Dementia in Down syndrome: unique insights for Alzheimer disease research

Abstract

Virtually all adults with Down syndrome (DS) show the neuropathological changes of Alzheimer disease (AD) by the age of 40 years. This association is partially due to overexpression of amyloid precursor protein, encoded by APP, as a result of the location of this gene on chromosome 21. Amyloid-β accumulates in the brain across the lifespan of people with DS, which provides a unique opportunity to understand the temporal progression of AD and the epigenetic factors that contribute to the age of dementia onset. This age dependency in the development of AD in DS can inform research into the presentation of AD in the general population, in whom a longitudinal perspective of the disease is not often available. Comparison of the risk profiles, biomarker profiles and genetic profiles of adults with DS with those of individuals with AD in the general population can help to determine common and distinct pathways as well as mechanisms underlying increased risk of dementia. This Review evaluates the similarities and differences between the pathological cascades and genetics underpinning DS and AD with the aim of providing a platform for common exploration of these disorders.

Figure 1 ∣. Amyloid plaques in Down syndrome.

Representative example of Aβ plaques (Aβ1-42; brown staining; arrowheads) and neurofibrillary tangles (PHF-1 antibody; blue staining; arrow) in the frontal cortex of a 46 year old person with DS and endstage AD.

Figure 2 ∣. Brain structural changes in Down syndrome.

Structural differences shown in coronal and sagittal sections from an MRI between a 46 year old person with DS without dementia (parts A and C ) and a person without DS ( parts b and d) highlighting structural differences in frontal cortex (arrowhead in parts a and b), cerebellum (arrow in parts a and b) and hippocampus (arrow in parts c and d).

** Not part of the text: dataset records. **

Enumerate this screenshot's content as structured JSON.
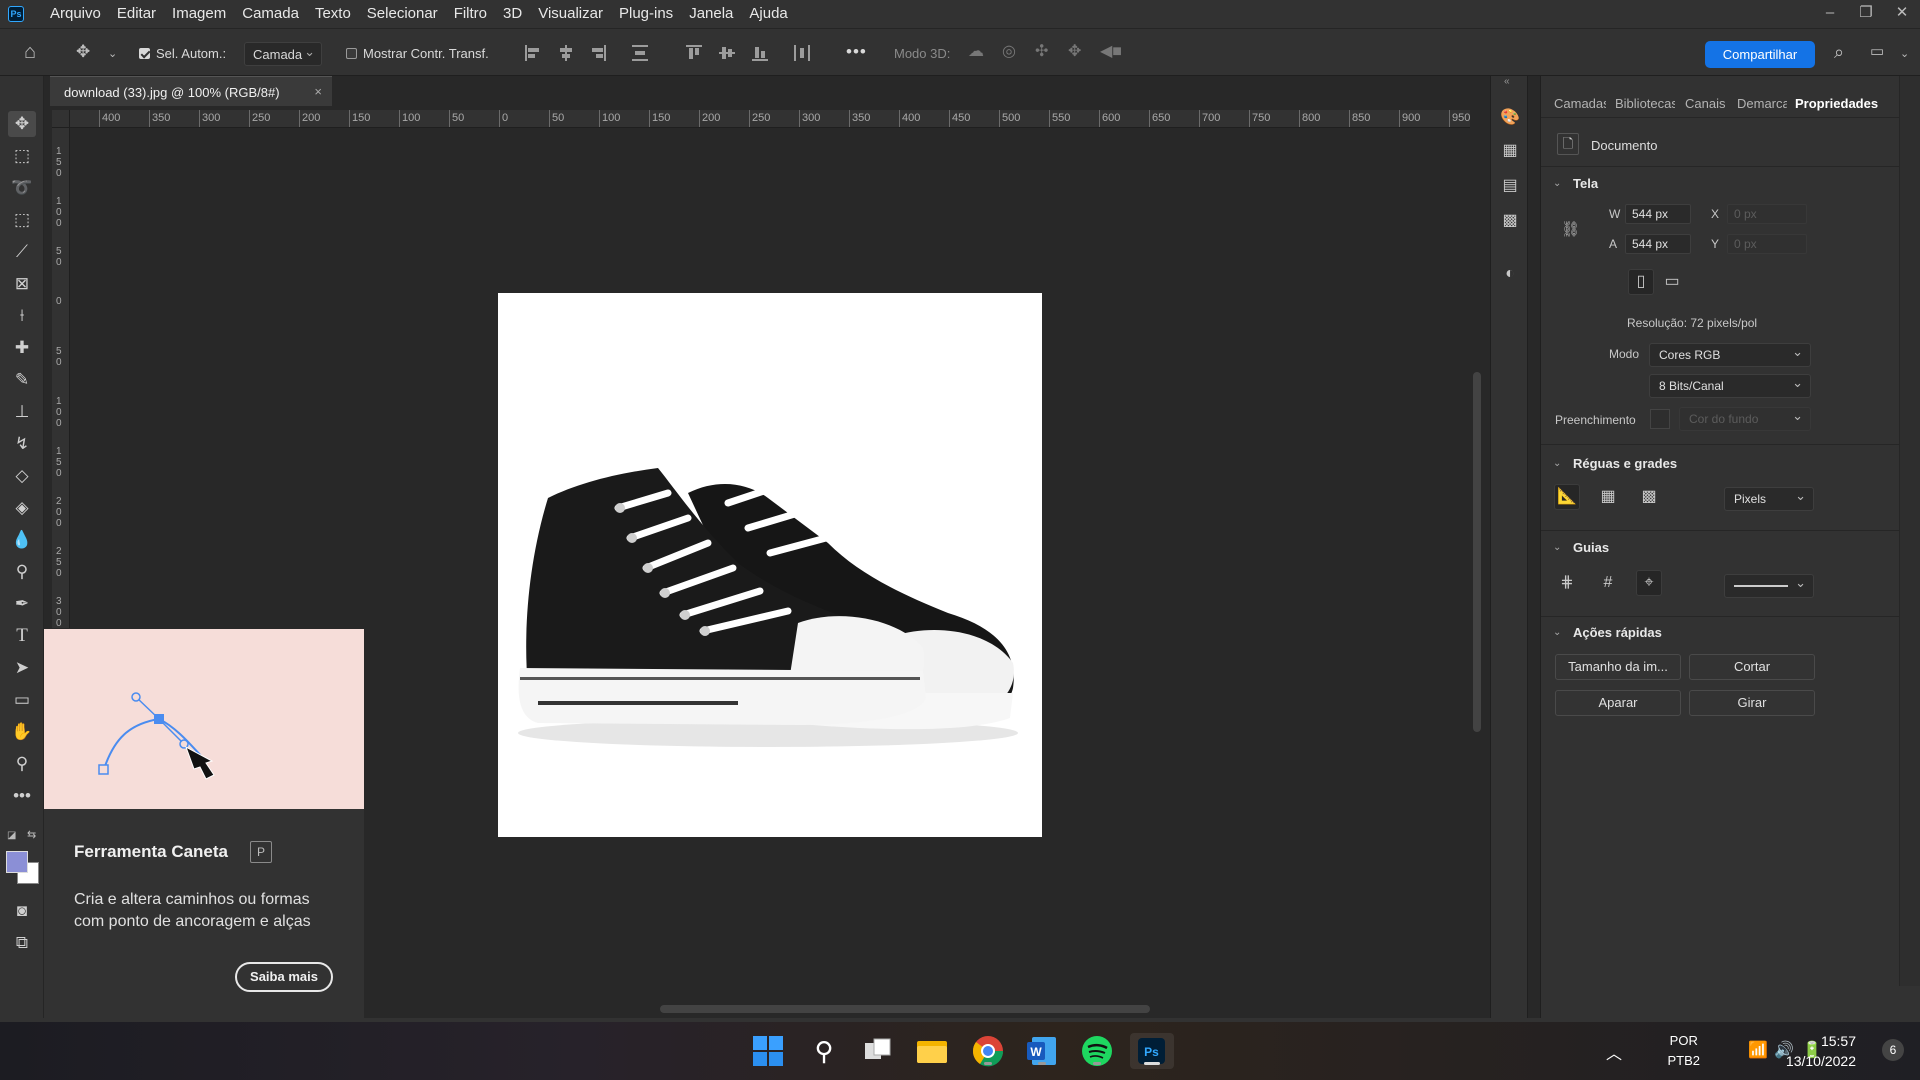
{
  "menubar": {
    "logo": "Ps",
    "items": [
      "Arquivo",
      "Editar",
      "Imagem",
      "Camada",
      "Texto",
      "Selecionar",
      "Filtro",
      "3D",
      "Visualizar",
      "Plug-ins",
      "Janela",
      "Ajuda"
    ]
  },
  "options": {
    "auto_select_label": "Sel. Autom.:",
    "auto_select_checked": true,
    "layer_select": "Camada",
    "show_transform_label": "Mostrar Contr. Transf.",
    "show_transform_checked": false,
    "more": "•••",
    "mode3d_label": "Modo 3D:",
    "share_label": "Compartilhar"
  },
  "document_tab": {
    "title": "download (33).jpg @ 100% (RGB/8#)",
    "close": "×"
  },
  "ruler": {
    "horizontal": [
      "400",
      "350",
      "300",
      "250",
      "200",
      "150",
      "100",
      "50",
      "0",
      "50",
      "100",
      "150",
      "200",
      "250",
      "300",
      "350",
      "400",
      "450",
      "500",
      "550",
      "600",
      "650",
      "700",
      "750",
      "800",
      "850",
      "900",
      "950"
    ],
    "vertical": [
      "150",
      "100",
      "50",
      "0",
      "50",
      "100",
      "150",
      "200",
      "250",
      "300"
    ]
  },
  "tooltip": {
    "title": "Ferramenta Caneta",
    "shortcut": "P",
    "description": "Cria e altera caminhos ou formas com ponto de ancoragem e alças",
    "learn_more": "Saiba mais"
  },
  "panel": {
    "tabs": [
      "Camadas",
      "Bibliotecas",
      "Canais",
      "Demarcadores",
      "Propriedades"
    ],
    "active_tab": "Propriedades",
    "document_label": "Documento",
    "canvas_section": "Tela",
    "width_label": "W",
    "width_value": "544 px",
    "height_label": "A",
    "height_value": "544 px",
    "x_label": "X",
    "x_placeholder": "0 px",
    "y_label": "Y",
    "y_placeholder": "0 px",
    "resolution": "Resolução: 72 pixels/pol",
    "mode_label": "Modo",
    "mode_value": "Cores RGB",
    "bits_value": "8 Bits/Canal",
    "fill_label": "Preenchimento",
    "fill_value": "Cor do fundo",
    "rulers_section": "Réguas e grades",
    "units_value": "Pixels",
    "guides_section": "Guias",
    "quick_section": "Ações rápidas",
    "quick_actions": [
      "Tamanho da im...",
      "Cortar",
      "Aparar",
      "Girar"
    ]
  },
  "taskbar": {
    "apps": [
      "start",
      "search",
      "task-view",
      "file-explorer",
      "chrome",
      "word",
      "spotify",
      "photoshop"
    ],
    "lang_line1": "POR",
    "lang_line2": "PTB2",
    "time": "15:57",
    "date": "13/10/2022",
    "notifications": "6"
  },
  "colors": {
    "accent": "#1473e6",
    "foreground": "#8b8fd6",
    "background": "#ffffff"
  }
}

Figure 3 ∣. Amyloid PET in Down syndrome.

Representative examples of Pittsburgh Compound B (PiB) PET neuroimaging for amyloid in people with DS. The pattern of PiB binding highlights striatal PiB uptake (arrows). Three patterns of PiB update are highlighted in this figure from Lao and colleagues (2016) showing nonspecific white matter binding in the top row, striatal only PiB uptake in the middle row and striatal with cortical PiB update on the bottom row. SUVR, standard uptake value ratio.

Figure 4 ∣. Cerebrovascular pathology in Down syndrome.

a ∣ Aβ1-42 immunolabeling in a 67 year old man with DS defines plaques clearly but also shows substantial accumulation on blood vessel walls (arrows). b ∣ Aβ1-40 labeling clearly defines vascular pathology but plaque labeling is less than that observed with Aβ1-42. c ∣ panel shows the possible consequences of CAA in a 58 year old man with DS — microhemorrhages, illustrated with a Prussian blue stain as deposits (white arrows) that are blue adjacent to blood vessels (black arrowheads). d ∣ cerebrovascular pathology identified by T2* MR imaging in a 60 year old man. Progressive worsening of bleeds can be seen, particularly in the occipital cortex (arrows). Modified with permission from Wilcock et al., 2016 .

Figure 5 ∣. Hypothetical model of biomarker and clinical outcomes.

Ballard and colleagues developed a hypothetical model of different biomarker and clinical outcomes reflecting the progression of AD in DS. Amyloid changes are thought to be detectable after 20 years of age whereas tau pathology might not be detectable until 30 years of age. In vivo neuroimaging suggests that changes in brain volume and glucose metabolism (FDG-PET) can develop after 30 years of age, not long after tau pathology develops. Clinical changes are delayed and may not be detectable until after 35 years of age. Each of these biomarkers is thought to get progressively more abnormal as people with DS age. Ages are estimated on the basis of published studies. Reproduced with permission from Ballard et al., 2016 .

Figure 6.. Hypothetical progression of Alzheimer disease neuropathology in Down syndrome.

A proposed timeline from birth to over 60 years of age of Alzheimer disease (AD) pathology in individuals with Down syndrome (DS). Mitochondrial dysfunction and increased generation of reactive oxygen species (ROS) occurs as early as in fetal brain. Brain inflammation can begin as early as in the late teens with the presence of activated microglial cells, which are associated with Aβ plaques later in the disease. By age 40 years, both extracellular Aβ and NFTs are present in sufficient quantities for a neuropathological diagnosis of AD. As individuals with DS age to over 50 years, AD neuropathology increases in severity and clinical signs of dementia become frequent.